Why Use One?The big advantage in using an over-the-counter jet kit is that all the homework has been done for you. Prior to the advent of kits, jetting was a by-guess-and-by-golly occupation. Many times you'd have to special order things like needles and needle jets. If you guessed wrong, it was back to the parts counter, and you'd have to wait weeks until the new stuff arrived. Jet kits remove the guesswork, and because they contain adjustable needles and a variety of jets, they allow you to fine-tune the fuel/air ratio to your exact requirements. Included in most kits is also a tech number with a real, live person on the other end to answer any questions that may arise. In most cases, there is also excellent online information available. In particular, the Factory Pro Web site (www.factorypro.com) is very good-an hour or two there can teach you an awful lot about how carburetors work and how to tune them.
What Won't A Jet Kit Do?Obviously, a jet kit won't repair a damaged engine. If your mill is low on compression, has a cracked intake boot or worn spark plugs, you can install jet kits until you're blue in the face and they won't change a thing. By the same token, if your otherwise properly running bike suddenly develops a case of "won't-idle syndrome" or manifests some other carburetor malady all by itself, chances are good that the problem is the result of something ingested, like water or a piece of dirt that's made its way into one of the jets. If that's the case a jet kit won't help nearly so much as a good cleaning.
Installing The KitCarburetors are no more complicated than any other mechanical device. They do, however, have some small, delicate parts, and as such are vulnerable to rough handling and contamination from dirt. So you'll need to work on them with deliberation and in a relatively clean environment. Essentially, you'll need a clean, dry place to work, preferably with a nice, solid workbench, where you can lay out the parts and a selection of hand tools. A can of aerosol carburetor cleaner and silicone spray or WD-40 will come in handy, too.
The job can be broken down into four steps: removing the carburetors; disassembling them; installing the kit and reassembling the carburetors; and reinstalling them on the bike. While the design of a few bikes will allow installation of a jet kit with the carburetors in place, that's a rarity. Especially since 90 percent of the time, the job entails drilling out the anti-tamper plugs placed over the pilot jet adjusting screw (see sidebar for details).
The first job will probably be to remove the carburetors from the bike. Your shop manual will detail the exact procedure, but as a rule you'll need to remove the fuel tank, remove or disconnect the airbox-to-carburetor hoses and then remove the carburetor cables before loosening the carburetor manifold hoses and pulling the carbs loose. The carburetor manifold clamps usually have smallish, easy-to-strip Phillips-head screws holding them in place. A sharp number 1 or 2 Phillips and a little elbow grease should get them loose, so don't be afraid to bear down. If any become truly buggered, replace them during reassembly. As an alternative, many foreign-car specialists stock thin worm drive clamps in the appropriate diameters with either Allen-head or slotted screws that are more attractive and somewhat easier to work with than the cheesy OEM stuff. Make sure to mark the location of any fuel, water, vacuum or emission lines you've removed before you disconnect them from their ports as well as the routing of throttle cables. You'll also find it easier to drain the float bowls with carburetors still in place as opposed to sloshing fuel all over yourself by removing them full.

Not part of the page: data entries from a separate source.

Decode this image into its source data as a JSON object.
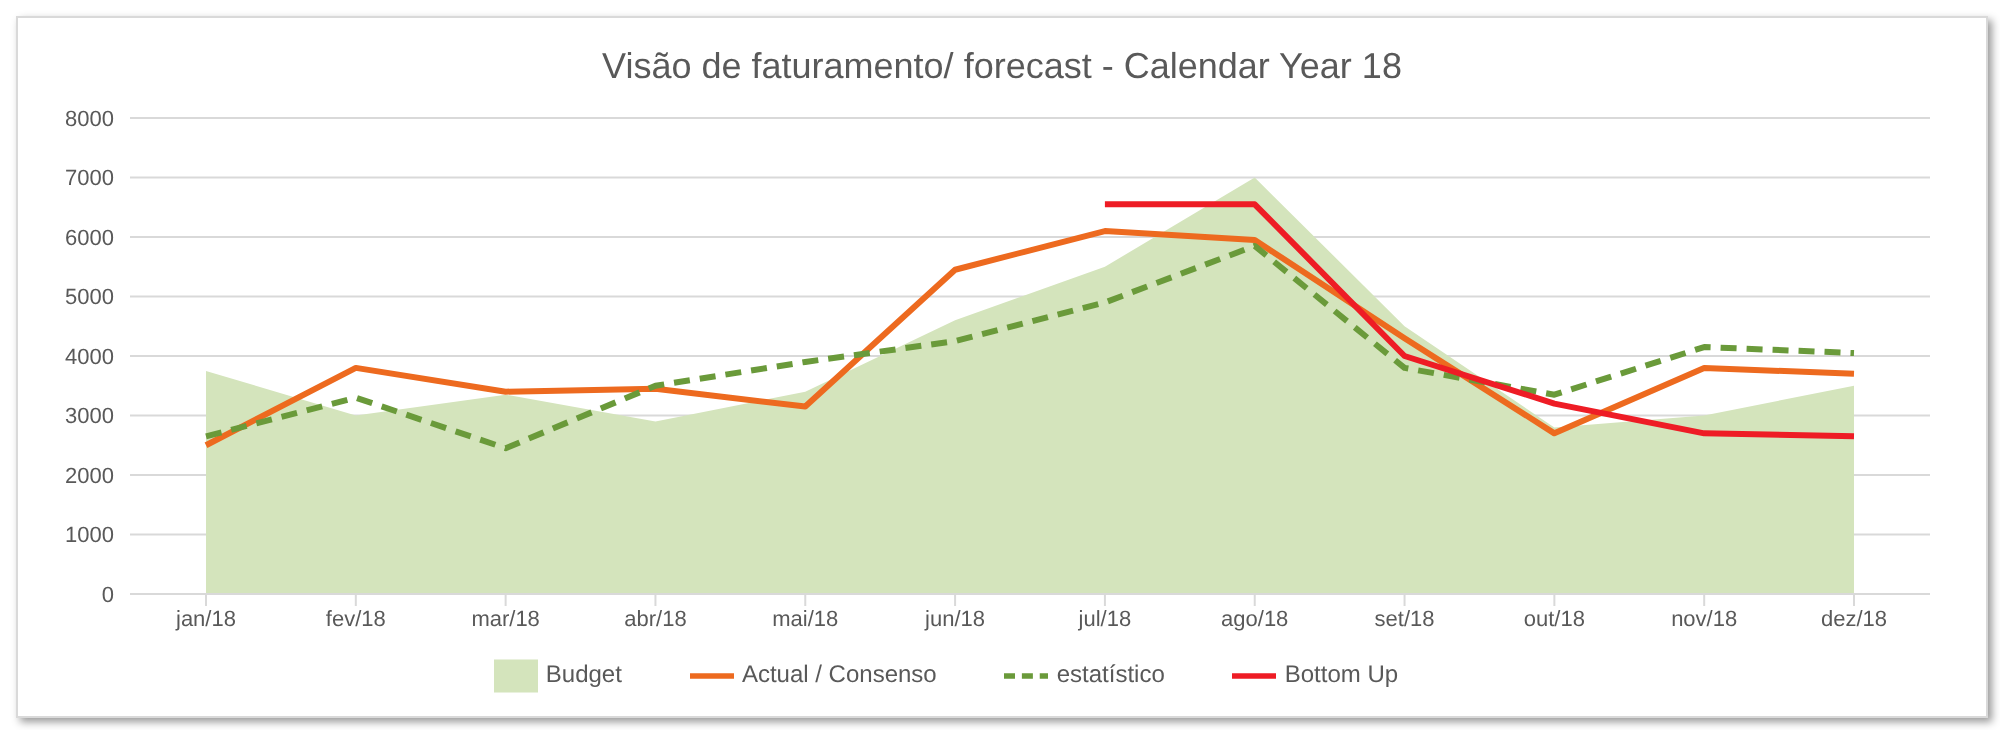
{
  "chart_data": {
    "type": "line",
    "title": "Visão de faturamento/ forecast - Calendar Year 18",
    "categories": [
      "jan/18",
      "fev/18",
      "mar/18",
      "abr/18",
      "mai/18",
      "jun/18",
      "jul/18",
      "ago/18",
      "set/18",
      "out/18",
      "nov/18",
      "dez/18"
    ],
    "series": [
      {
        "name": "Budget",
        "type": "area",
        "color": "#d4e4bc",
        "values": [
          3750,
          3000,
          3350,
          2900,
          3400,
          4600,
          5500,
          7000,
          4500,
          2800,
          3000,
          3500
        ]
      },
      {
        "name": "Actual / Consenso",
        "color": "#ed6a1f",
        "line_style": "solid",
        "values": [
          2500,
          3800,
          3400,
          3450,
          3150,
          5450,
          6100,
          5950,
          4300,
          2700,
          3800,
          3700
        ]
      },
      {
        "name": "estatístico",
        "color": "#6a9a3a",
        "line_style": "dashed",
        "values": [
          2650,
          3300,
          2450,
          3500,
          3900,
          4250,
          4900,
          5850,
          3800,
          3350,
          4150,
          4050
        ]
      },
      {
        "name": "Bottom Up",
        "color": "#ee1c25",
        "line_style": "solid",
        "values": [
          null,
          null,
          null,
          null,
          null,
          null,
          6550,
          6550,
          4000,
          3200,
          2700,
          2650
        ]
      }
    ],
    "ylim": [
      0,
      8000
    ],
    "yticks": [
      0,
      1000,
      2000,
      3000,
      4000,
      5000,
      6000,
      7000,
      8000
    ],
    "grid": "y",
    "legend": "bottom",
    "marker": "none"
  }
}
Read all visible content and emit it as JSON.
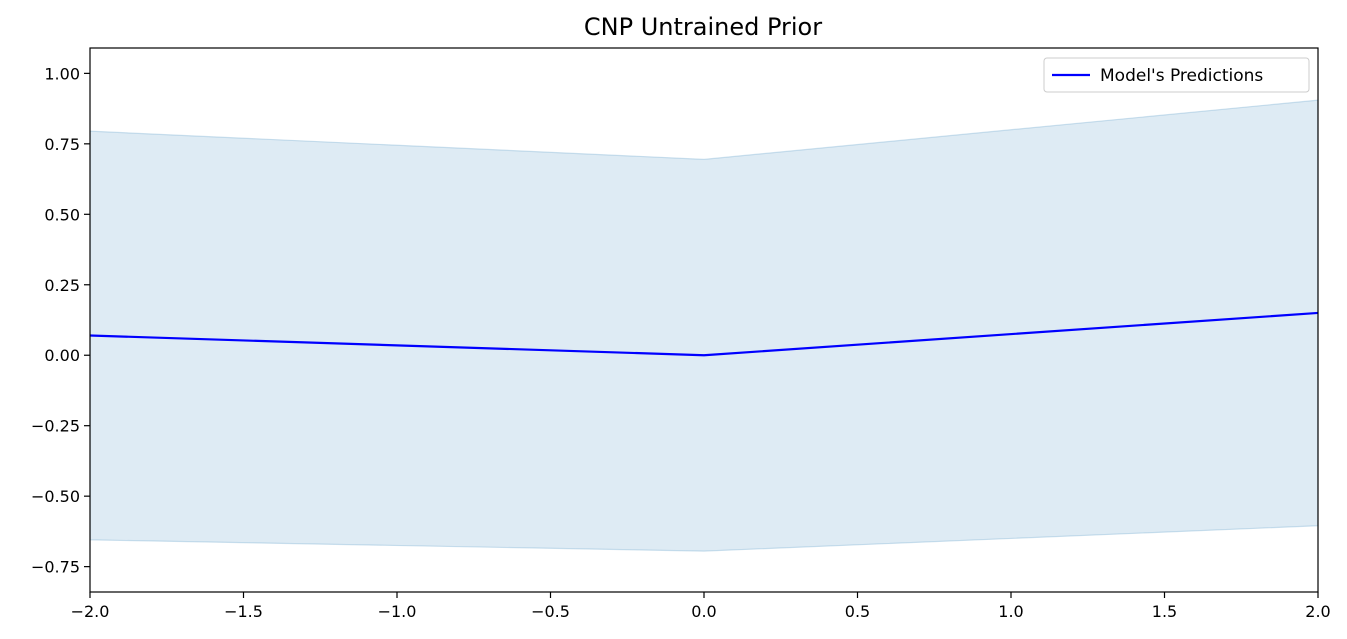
{
  "chart_data": {
    "type": "line",
    "title": "CNP Untrained Prior",
    "xlabel": "",
    "ylabel": "",
    "xlim": [
      -2.0,
      2.0
    ],
    "ylim": [
      -0.84,
      1.09
    ],
    "x_ticks": [
      -2.0,
      -1.5,
      -1.0,
      -0.5,
      0.0,
      0.5,
      1.0,
      1.5,
      2.0
    ],
    "x_tick_labels": [
      "−2.0",
      "−1.5",
      "−1.0",
      "−0.5",
      "0.0",
      "0.5",
      "1.0",
      "1.5",
      "2.0"
    ],
    "y_ticks": [
      1.0,
      0.75,
      0.5,
      0.25,
      0.0,
      -0.25,
      -0.5,
      -0.75
    ],
    "y_tick_labels": [
      "1.00",
      "0.75",
      "0.50",
      "0.25",
      "0.00",
      "−0.25",
      "−0.50",
      "−0.75"
    ],
    "grid": false,
    "legend_position": "top-right",
    "series": [
      {
        "name": "Model's Predictions",
        "color": "#0000ff",
        "x": [
          -2.0,
          0.0,
          2.0
        ],
        "y": [
          0.07,
          0.0,
          0.15
        ]
      }
    ],
    "band": {
      "color": "#1f77b4",
      "opacity": 0.15,
      "x": [
        -2.0,
        0.0,
        2.0
      ],
      "upper": [
        0.795,
        0.695,
        0.905
      ],
      "lower": [
        -0.655,
        -0.695,
        -0.605
      ]
    }
  }
}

Removing the carbs from their manifolds can be a little tricky, as the rubber tends to glue itself to the carbs. If the carbs stick, try rocking them back and forth while spraying a little silicone or WD-40 at the joint. Once the carbs are off (don't forget to plug the intake and airbox openings with clean rags) and the float bowls drained, it's a by-the-numbers exercise.
Some bikes have more carburetors than others. If you're working on multiple carbs, I suggest you complete all jetting changes first, then flip the carbs over and make all needle/spring changes, just to avoid confusion.
1 Start by removing the float bowl. You can expect the screws to be tight and easy to strip. I like to replace them with Allen-head screws (available at most hardware stores) on reassembly.
2 Before going any further, make sure you know which jets go where. The main jet should be in the center of the bowl, with the pilot jet off to one side. Be careful around the floats; rough handling could change the setting, which upsets the jetting. If the floats need resetting, the instructions and your manual will show you how.